必要なこと④学生支援機構奨学金について知っておく

奨学金というと、「日本学生支援機構(以下、JASSO)」が有名である。JASSOは給付型、貸与型などさまざまなタイプの奨学金を用意しており、採用人数も多いため、奨学金を借りる人の多くがJASSOに関わることになると思う。

JASSOが用意している奨学金のタイプは、主に3つある。①給付型(返済不要)②貸与型(無利子)③貸与型(有利子)の3つだ。

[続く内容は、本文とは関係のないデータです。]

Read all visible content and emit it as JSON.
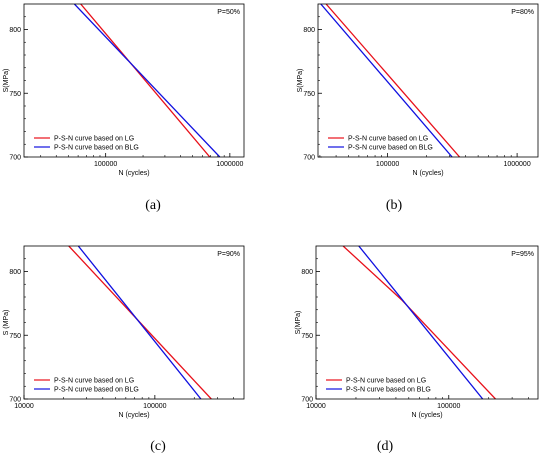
{
  "chart_data": [
    {
      "type": "line",
      "panel_label": "(a)",
      "annotation": "P=50%",
      "xlabel": "N (cycles)",
      "ylabel": "S(MPa)",
      "x_scale": "log",
      "xlim": [
        22000,
        1300000
      ],
      "ylim": [
        700,
        820
      ],
      "x_ticks": [
        100000,
        1000000
      ],
      "x_tick_labels": [
        "100000",
        "1000000"
      ],
      "y_ticks": [
        700,
        750,
        800
      ],
      "y_tick_labels": [
        "700",
        "750",
        "800"
      ],
      "legend_position": "bottom-left",
      "series": [
        {
          "name": "P-S-N curve based on LG",
          "color": "#e8101a",
          "points": [
            [
              63000,
              820
            ],
            [
              690000,
              700
            ]
          ]
        },
        {
          "name": "P-S-N curve based on BLG",
          "color": "#1010e0",
          "points": [
            [
              56000,
              820
            ],
            [
              830000,
              700
            ]
          ]
        }
      ]
    },
    {
      "type": "line",
      "panel_label": "(b)",
      "annotation": "P=80%",
      "xlabel": "N (cycles)",
      "ylabel": "S(MPa)",
      "x_scale": "log",
      "xlim": [
        29000,
        1450000
      ],
      "ylim": [
        700,
        820
      ],
      "x_ticks": [
        100000,
        1000000
      ],
      "x_tick_labels": [
        "100000",
        "1000000"
      ],
      "y_ticks": [
        700,
        750,
        800
      ],
      "y_tick_labels": [
        "700",
        "750",
        "800"
      ],
      "legend_position": "bottom-left",
      "series": [
        {
          "name": "P-S-N curve based on LG",
          "color": "#e8101a",
          "points": [
            [
              33500,
              820
            ],
            [
              360000,
              700
            ]
          ]
        },
        {
          "name": "P-S-N curve based on BLG",
          "color": "#1010e0",
          "points": [
            [
              30500,
              820
            ],
            [
              315000,
              700
            ]
          ]
        }
      ]
    },
    {
      "type": "line",
      "panel_label": "(c)",
      "annotation": "P=90%",
      "xlabel": "N (cycles)",
      "ylabel": "S (MPa)",
      "x_scale": "log",
      "xlim": [
        10000,
        480000
      ],
      "ylim": [
        700,
        820
      ],
      "x_ticks": [
        10000,
        100000
      ],
      "x_tick_labels": [
        "10000",
        "100000"
      ],
      "y_ticks": [
        700,
        750,
        800
      ],
      "y_tick_labels": [
        "700",
        "750",
        "800"
      ],
      "legend_position": "bottom-left",
      "series": [
        {
          "name": "P-S-N curve based on LG",
          "color": "#e8101a",
          "points": [
            [
              22000,
              820
            ],
            [
              270000,
              700
            ]
          ]
        },
        {
          "name": "P-S-N curve based on BLG",
          "color": "#1010e0",
          "points": [
            [
              26000,
              820
            ],
            [
              225000,
              700
            ]
          ]
        }
      ]
    },
    {
      "type": "line",
      "panel_label": "(d)",
      "annotation": "P=95%",
      "xlabel": "N (cycles)",
      "ylabel": "S(MPa)",
      "x_scale": "log",
      "xlim": [
        10000,
        470000
      ],
      "ylim": [
        700,
        820
      ],
      "x_ticks": [
        10000,
        100000
      ],
      "x_tick_labels": [
        "10000",
        "100000"
      ],
      "y_ticks": [
        700,
        750,
        800
      ],
      "y_tick_labels": [
        "700",
        "750",
        "800"
      ],
      "legend_position": "bottom-left",
      "series": [
        {
          "name": "P-S-N curve based on LG",
          "color": "#e8101a",
          "points": [
            [
              16000,
              820
            ],
            [
              44000,
              778
            ],
            [
              225000,
              700
            ]
          ]
        },
        {
          "name": "P-S-N curve based on BLG",
          "color": "#1010e0",
          "points": [
            [
              21000,
              820
            ],
            [
              180000,
              700
            ]
          ]
        }
      ]
    }
  ]
}
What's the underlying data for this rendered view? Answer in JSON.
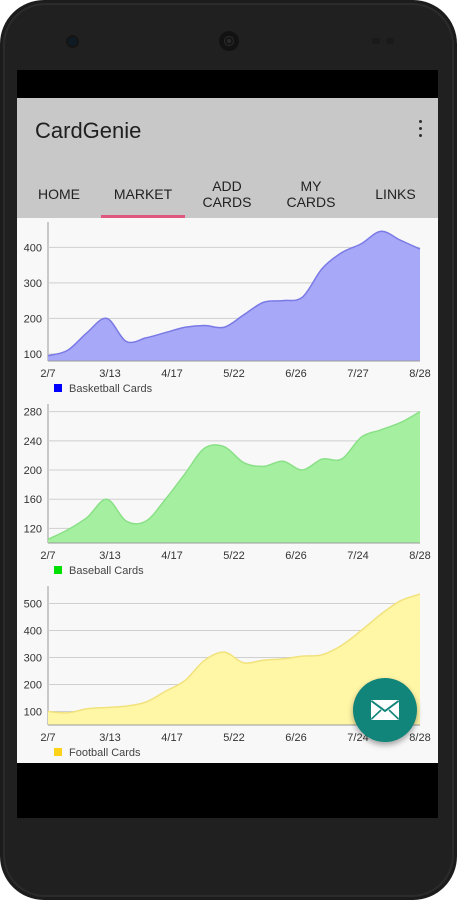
{
  "app": {
    "title": "CardGenie",
    "menu_icon": "more-vert-icon"
  },
  "tabs": [
    {
      "label": "HOME",
      "selected": false
    },
    {
      "label": "MARKET",
      "selected": true
    },
    {
      "label": "ADD\nCARDS",
      "selected": false
    },
    {
      "label": "MY\nCARDS",
      "selected": false
    },
    {
      "label": "LINKS",
      "selected": false
    }
  ],
  "colors": {
    "accent": "#e0577e",
    "fab": "#12857a",
    "basketball": "#0000ff",
    "baseball": "#00e000",
    "football": "#ffd21a"
  },
  "fab": {
    "icon": "email-icon"
  },
  "chart_data": [
    {
      "type": "area",
      "x": [
        "2/7",
        "2/21",
        "3/6",
        "3/13",
        "3/20",
        "4/3",
        "4/17",
        "5/1",
        "5/15",
        "5/22",
        "6/5",
        "6/19",
        "6/26",
        "7/10",
        "7/20",
        "7/27",
        "8/10",
        "8/17",
        "8/24",
        "8/28"
      ],
      "x_ticks": [
        "2/7",
        "3/13",
        "4/17",
        "5/22",
        "6/26",
        "7/27",
        "8/28"
      ],
      "values": [
        95,
        110,
        160,
        200,
        135,
        145,
        160,
        175,
        180,
        175,
        210,
        245,
        250,
        260,
        340,
        385,
        410,
        445,
        420,
        395
      ],
      "y_ticks": [
        100,
        200,
        300,
        400
      ],
      "ylim": [
        80,
        460
      ],
      "series_name": "Basketball Cards",
      "color": "#0000ff",
      "fill": "#a8a8f8",
      "stroke": "#7a7ae6",
      "grid": true,
      "legend_position": "bottom-left"
    },
    {
      "type": "area",
      "x": [
        "2/7",
        "2/21",
        "3/6",
        "3/13",
        "3/20",
        "4/3",
        "4/17",
        "5/1",
        "5/15",
        "5/22",
        "6/5",
        "6/19",
        "6/26",
        "7/10",
        "7/20",
        "7/24",
        "8/10",
        "8/17",
        "8/24",
        "8/28"
      ],
      "x_ticks": [
        "2/7",
        "3/13",
        "4/17",
        "5/22",
        "6/26",
        "7/24",
        "8/28"
      ],
      "values": [
        105,
        118,
        135,
        160,
        130,
        130,
        160,
        195,
        230,
        232,
        210,
        205,
        212,
        200,
        215,
        215,
        245,
        255,
        265,
        280
      ],
      "y_ticks": [
        120,
        160,
        200,
        240,
        280
      ],
      "ylim": [
        100,
        285
      ],
      "series_name": "Baseball Cards",
      "color": "#00e000",
      "fill": "#a4f0a0",
      "stroke": "#8ae087",
      "grid": true,
      "legend_position": "bottom-left"
    },
    {
      "type": "area",
      "x": [
        "2/7",
        "2/21",
        "3/6",
        "3/13",
        "3/20",
        "4/3",
        "4/17",
        "5/1",
        "5/15",
        "5/22",
        "6/5",
        "6/19",
        "6/26",
        "7/10",
        "7/20",
        "7/24",
        "8/10",
        "8/17",
        "8/24",
        "8/28"
      ],
      "x_ticks": [
        "2/7",
        "3/13",
        "4/17",
        "5/22",
        "6/26",
        "7/24",
        "8/28"
      ],
      "values": [
        100,
        95,
        110,
        115,
        120,
        135,
        175,
        215,
        290,
        320,
        280,
        290,
        295,
        305,
        310,
        345,
        400,
        460,
        510,
        535
      ],
      "y_ticks": [
        100,
        200,
        300,
        400,
        500
      ],
      "ylim": [
        50,
        550
      ],
      "series_name": "Football Cards",
      "color": "#ffd21a",
      "fill": "#fff6a6",
      "stroke": "#f2e27c",
      "grid": true,
      "legend_position": "bottom-left"
    }
  ]
}
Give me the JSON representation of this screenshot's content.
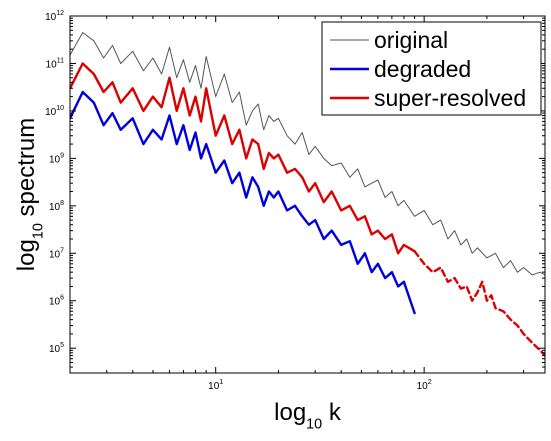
{
  "chart_data": {
    "type": "line",
    "title": "",
    "xlabel": {
      "base": "log",
      "sub": "10",
      "rest": " k"
    },
    "ylabel": {
      "base": "log",
      "sub": "10",
      "rest": " spectrum"
    },
    "xscale": "log",
    "yscale": "log",
    "xlim": [
      2,
      380
    ],
    "ylim": [
      30000,
      1000000000000
    ],
    "xticks": [
      {
        "value": 10,
        "base": "10",
        "exp": "1"
      },
      {
        "value": 100,
        "base": "10",
        "exp": "2"
      }
    ],
    "yticks": [
      {
        "value": 100000,
        "base": "10",
        "exp": "5"
      },
      {
        "value": 1000000,
        "base": "10",
        "exp": "6"
      },
      {
        "value": 10000000,
        "base": "10",
        "exp": "7"
      },
      {
        "value": 100000000,
        "base": "10",
        "exp": "8"
      },
      {
        "value": 1000000000,
        "base": "10",
        "exp": "9"
      },
      {
        "value": 10000000000,
        "base": "10",
        "exp": "10"
      },
      {
        "value": 100000000000,
        "base": "10",
        "exp": "11"
      },
      {
        "value": 1000000000000,
        "base": "10",
        "exp": "12"
      }
    ],
    "grid": false,
    "legend_position": "top-right",
    "series": [
      {
        "name": "original",
        "color": "#555555",
        "style": "solid",
        "x": [
          2,
          2.3,
          2.6,
          2.9,
          3.2,
          3.5,
          4,
          4.5,
          5,
          5.5,
          6,
          6.5,
          7,
          7.5,
          8,
          8.5,
          9,
          10,
          11,
          12,
          13,
          14,
          15,
          16,
          17,
          18,
          19,
          20,
          22,
          24,
          26,
          28,
          30,
          33,
          36,
          40,
          44,
          48,
          52,
          56,
          60,
          65,
          70,
          75,
          80,
          90,
          100,
          110,
          120,
          130,
          140,
          150,
          160,
          170,
          180,
          200,
          220,
          240,
          260,
          280,
          300,
          330,
          360,
          380
        ],
        "y": [
          150000000000.0,
          450000000000.0,
          300000000000.0,
          130000000000.0,
          240000000000.0,
          100000000000.0,
          180000000000.0,
          70000000000.0,
          130000000000.0,
          60000000000.0,
          220000000000.0,
          50000000000.0,
          120000000000.0,
          40000000000.0,
          90000000000.0,
          30000000000.0,
          140000000000.0,
          20000000000.0,
          60000000000.0,
          15000000000.0,
          25000000000.0,
          5000000000.0,
          10000000000.0,
          14000000000.0,
          4000000000.0,
          8000000000.0,
          6000000000.0,
          7000000000.0,
          3000000000.0,
          2000000000.0,
          3500000000.0,
          1200000000.0,
          1800000000.0,
          1000000000.0,
          700000000.0,
          800000000.0,
          400000000.0,
          600000000.0,
          250000000.0,
          300000000.0,
          350000000.0,
          150000000.0,
          200000000.0,
          100000000.0,
          130000000.0,
          60000000.0,
          80000000.0,
          40000000.0,
          50000000.0,
          20000000.0,
          30000000.0,
          15000000.0,
          20000000.0,
          10000000.0,
          13000000.0,
          8000000.0,
          10000000.0,
          5000000.0,
          7000000.0,
          4000000.0,
          5000000.0,
          3500000.0,
          4000000.0,
          3500000.0
        ]
      },
      {
        "name": "degraded",
        "color": "#0000dd",
        "style": "solid",
        "x": [
          2,
          2.3,
          2.6,
          2.9,
          3.2,
          3.5,
          4,
          4.5,
          5,
          5.5,
          6,
          6.5,
          7,
          7.5,
          8,
          8.5,
          9,
          10,
          11,
          12,
          13,
          14,
          15,
          16,
          17,
          18,
          19,
          20,
          22,
          24,
          26,
          28,
          30,
          33,
          36,
          40,
          44,
          48,
          52,
          56,
          60,
          65,
          70,
          75,
          80,
          90
        ],
        "y": [
          7000000000.0,
          25000000000.0,
          15000000000.0,
          5000000000.0,
          9000000000.0,
          4000000000.0,
          7000000000.0,
          2000000000.0,
          4000000000.0,
          2500000000.0,
          8000000000.0,
          2000000000.0,
          5000000000.0,
          1500000000.0,
          3500000000.0,
          1000000000.0,
          2000000000.0,
          500000000.0,
          900000000.0,
          300000000.0,
          500000000.0,
          150000000.0,
          400000000.0,
          250000000.0,
          100000000.0,
          200000000.0,
          150000000.0,
          200000000.0,
          80000000.0,
          100000000.0,
          60000000.0,
          40000000.0,
          50000000.0,
          20000000.0,
          30000000.0,
          15000000.0,
          18000000.0,
          6000000.0,
          10000000.0,
          4000000.0,
          6000000.0,
          3000000.0,
          4000000.0,
          2000000.0,
          2500000.0,
          550000.0
        ]
      },
      {
        "name": "super-resolved",
        "color": "#dd0000",
        "style": "solid",
        "x": [
          2,
          2.3,
          2.6,
          2.9,
          3.2,
          3.5,
          4,
          4.5,
          5,
          5.5,
          6,
          6.5,
          7,
          7.5,
          8,
          8.5,
          9,
          10,
          11,
          12,
          13,
          14,
          15,
          16,
          17,
          18,
          19,
          20,
          22,
          24,
          26,
          28,
          30,
          33,
          36,
          40,
          44,
          48,
          52,
          56,
          60,
          65,
          70,
          75,
          80,
          90
        ],
        "y": [
          30000000000.0,
          100000000000.0,
          60000000000.0,
          25000000000.0,
          40000000000.0,
          15000000000.0,
          30000000000.0,
          10000000000.0,
          20000000000.0,
          12000000000.0,
          50000000000.0,
          10000000000.0,
          30000000000.0,
          8000000000.0,
          20000000000.0,
          6000000000.0,
          30000000000.0,
          3000000000.0,
          8000000000.0,
          2000000000.0,
          4000000000.0,
          1000000000.0,
          2500000000.0,
          2000000000.0,
          600000000.0,
          1300000000.0,
          1000000000.0,
          1200000000.0,
          500000000.0,
          600000000.0,
          400000000.0,
          200000000.0,
          300000000.0,
          120000000.0,
          200000000.0,
          80000000.0,
          100000000.0,
          50000000.0,
          60000000.0,
          25000000.0,
          30000000.0,
          20000000.0,
          25000000.0,
          10000000.0,
          15000000.0,
          11000000.0
        ]
      },
      {
        "name": "",
        "color": "#dd0000",
        "style": "dashed",
        "x": [
          90,
          100,
          110,
          120,
          130,
          140,
          150,
          160,
          170,
          180,
          190,
          200,
          210,
          220,
          240,
          260,
          280,
          300,
          330,
          360,
          380
        ],
        "y": [
          11000000.0,
          6000000.0,
          4000000.0,
          5000000.0,
          2500000.0,
          3000000.0,
          1800000.0,
          2000000.0,
          1000000.0,
          1500000.0,
          2500000.0,
          1000000.0,
          1300000.0,
          700000.0,
          600000.0,
          400000.0,
          300000.0,
          200000.0,
          130000.0,
          90000.0,
          70000.0
        ]
      }
    ]
  }
}
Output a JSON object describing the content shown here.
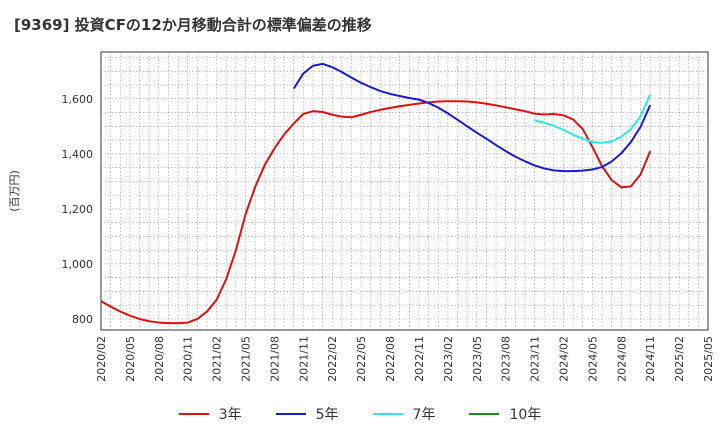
{
  "title": "[9369]  投資CFの12か月移動合計の標準偏差の推移",
  "chart_data": {
    "type": "line",
    "title": "[9369]  投資CFの12か月移動合計の標準偏差の推移",
    "xlabel": "",
    "ylabel": "(百万円)",
    "ylim": [
      760,
      1770
    ],
    "yticks": [
      800,
      1000,
      1200,
      1400,
      1600
    ],
    "x_tick_labels": [
      "2020/02",
      "2020/05",
      "2020/08",
      "2020/11",
      "2021/02",
      "2021/05",
      "2021/08",
      "2021/11",
      "2022/02",
      "2022/05",
      "2022/08",
      "2022/11",
      "2023/02",
      "2023/05",
      "2023/08",
      "2023/11",
      "2024/02",
      "2024/05",
      "2024/08",
      "2024/11",
      "2025/02",
      "2025/05"
    ],
    "x_range": [
      "2020/02",
      "2025/05"
    ],
    "grid": true,
    "legend_position": "bottom",
    "series": [
      {
        "name": "3年",
        "color": "#dd1111",
        "points": [
          [
            "2020/02",
            865
          ],
          [
            "2020/03",
            845
          ],
          [
            "2020/04",
            827
          ],
          [
            "2020/05",
            812
          ],
          [
            "2020/06",
            800
          ],
          [
            "2020/07",
            792
          ],
          [
            "2020/08",
            787
          ],
          [
            "2020/09",
            785
          ],
          [
            "2020/10",
            785
          ],
          [
            "2020/11",
            787
          ],
          [
            "2020/12",
            800
          ],
          [
            "2021/01",
            827
          ],
          [
            "2021/02",
            870
          ],
          [
            "2021/03",
            945
          ],
          [
            "2021/04",
            1050
          ],
          [
            "2021/05",
            1180
          ],
          [
            "2021/06",
            1280
          ],
          [
            "2021/07",
            1360
          ],
          [
            "2021/08",
            1420
          ],
          [
            "2021/09",
            1470
          ],
          [
            "2021/10",
            1510
          ],
          [
            "2021/11",
            1545
          ],
          [
            "2021/12",
            1555
          ],
          [
            "2022/01",
            1552
          ],
          [
            "2022/02",
            1542
          ],
          [
            "2022/03",
            1535
          ],
          [
            "2022/04",
            1533
          ],
          [
            "2022/05",
            1542
          ],
          [
            "2022/06",
            1552
          ],
          [
            "2022/07",
            1560
          ],
          [
            "2022/08",
            1567
          ],
          [
            "2022/09",
            1573
          ],
          [
            "2022/10",
            1578
          ],
          [
            "2022/11",
            1583
          ],
          [
            "2022/12",
            1587
          ],
          [
            "2023/01",
            1590
          ],
          [
            "2023/02",
            1591
          ],
          [
            "2023/03",
            1591
          ],
          [
            "2023/04",
            1590
          ],
          [
            "2023/05",
            1587
          ],
          [
            "2023/06",
            1582
          ],
          [
            "2023/07",
            1576
          ],
          [
            "2023/08",
            1569
          ],
          [
            "2023/09",
            1562
          ],
          [
            "2023/10",
            1555
          ],
          [
            "2023/11",
            1546
          ],
          [
            "2023/12",
            1543
          ],
          [
            "2024/01",
            1545
          ],
          [
            "2024/02",
            1540
          ],
          [
            "2024/03",
            1525
          ],
          [
            "2024/04",
            1490
          ],
          [
            "2024/05",
            1425
          ],
          [
            "2024/06",
            1355
          ],
          [
            "2024/07",
            1305
          ],
          [
            "2024/08",
            1278
          ],
          [
            "2024/09",
            1282
          ],
          [
            "2024/10",
            1325
          ],
          [
            "2024/11",
            1410
          ]
        ]
      },
      {
        "name": "5年",
        "color": "#1a1acc",
        "points": [
          [
            "2021/10",
            1637
          ],
          [
            "2021/11",
            1692
          ],
          [
            "2021/12",
            1720
          ],
          [
            "2022/01",
            1727
          ],
          [
            "2022/02",
            1715
          ],
          [
            "2022/03",
            1697
          ],
          [
            "2022/04",
            1677
          ],
          [
            "2022/05",
            1658
          ],
          [
            "2022/06",
            1642
          ],
          [
            "2022/07",
            1628
          ],
          [
            "2022/08",
            1618
          ],
          [
            "2022/09",
            1610
          ],
          [
            "2022/10",
            1603
          ],
          [
            "2022/11",
            1597
          ],
          [
            "2022/12",
            1585
          ],
          [
            "2023/01",
            1568
          ],
          [
            "2023/02",
            1547
          ],
          [
            "2023/03",
            1524
          ],
          [
            "2023/04",
            1500
          ],
          [
            "2023/05",
            1477
          ],
          [
            "2023/06",
            1455
          ],
          [
            "2023/07",
            1432
          ],
          [
            "2023/08",
            1410
          ],
          [
            "2023/09",
            1390
          ],
          [
            "2023/10",
            1373
          ],
          [
            "2023/11",
            1358
          ],
          [
            "2023/12",
            1347
          ],
          [
            "2024/01",
            1340
          ],
          [
            "2024/02",
            1337
          ],
          [
            "2024/03",
            1337
          ],
          [
            "2024/04",
            1339
          ],
          [
            "2024/05",
            1343
          ],
          [
            "2024/06",
            1352
          ],
          [
            "2024/07",
            1372
          ],
          [
            "2024/08",
            1402
          ],
          [
            "2024/09",
            1443
          ],
          [
            "2024/10",
            1498
          ],
          [
            "2024/11",
            1577
          ]
        ]
      },
      {
        "name": "7年",
        "color": "#33e5e5",
        "points": [
          [
            "2023/11",
            1522
          ],
          [
            "2023/12",
            1513
          ],
          [
            "2024/01",
            1502
          ],
          [
            "2024/02",
            1487
          ],
          [
            "2024/03",
            1469
          ],
          [
            "2024/04",
            1455
          ],
          [
            "2024/05",
            1443
          ],
          [
            "2024/06",
            1440
          ],
          [
            "2024/07",
            1445
          ],
          [
            "2024/08",
            1462
          ],
          [
            "2024/09",
            1490
          ],
          [
            "2024/10",
            1537
          ],
          [
            "2024/11",
            1615
          ]
        ]
      },
      {
        "name": "10年",
        "color": "#228822",
        "points": []
      }
    ]
  }
}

この3つで最も経済的負担を軽くできるのは当然ながら①給付型だが、支給条件を満たす必要がある。②貸与型(無利子)にもある程度条件が存在するため、①②どちらにも採用されなかった場合は、③貸与型(有利子)を利用せざるを得ない。

有利子というと、「消費者金融」が頭に浮かぶ人もいるかもしれないが、過度な心配は不要だ。

JASSOが設定している利子は非常に低く、消費者金融はおろか、銀行の住宅ローンよりも安い場合もある。借りた金額が莫大に膨れ上がってしまう、ということはまずないので、安心して欲しい。(心配な場合はJASSOホームページなどで返済シミュレーションをしてみると良い)

必要なこと⑤国による修学支援制度について調べておく

2020(令和2)年度から、国は新しい修学支援制度を導入した。文部科学省の専用サイトを見れば詳しいことは分かるが、簡単に言うと、収入が少ない世帯であれば、学費の減免や給付型奨学金の受給ができるという制度である。

大学側による案内もあるかと思うが、応募にはやや手間がかかるため、早めに制度の概要や応募手順を確認、理解しておくことが大事だ。

必要なこと⑥無駄な出費をしないよう注意する、積極的に貯金をする

大学入学後は、遊び、サークルなど、色々な誘惑があり、同時にお金もかかる。一度限りの大学生活を謳歌することも当然大事ではあるが、卒業後も考え、贅沢をしたり、湯水のようにお金を使ったりといった行為は自粛すべきだろう。

奨学金を借りれば自分の銀行口座に結構な額のお金が舞い込んでくるかもしれない。だがそれはバイトの収入でもなければお小遣いでもない、紛れもない「借金」なのだ。借りたお金は必要な時にのみ活用し、余った分はきちんと貯蓄しておくことをおすすめする。

番外編:お金について勉強しておく

最後に番外編として、奨学金とはあまり関係がないが、大学在学中にお金について勉強しておくことを勧めたい。

具体的には資産運用、年金などについてである。大学での金融についての科目で学べるかもしれないが、自分で勉強したい場合は図書館やインターネットなどを使ってみよう。(ただし個人のブログやホームページの情報は100%正しいわけではないことが多いので、すぐ鵜呑みにすることはNG)

FXや先物、暗号通貨など、リスクがやや高い取引に挑戦することはあまり勧めないが、投資信託など、少額から取引できる投資についてはリスクが少ないため、勉強を兼ねて試しにやってみるのも悪くない。

年金については、学生のための「学生納付特例制度」という制度があるため、自分の国民年金を親が支払う予定がなく、自分が支払う余裕がない場合は、活用することを考えてみて欲しい。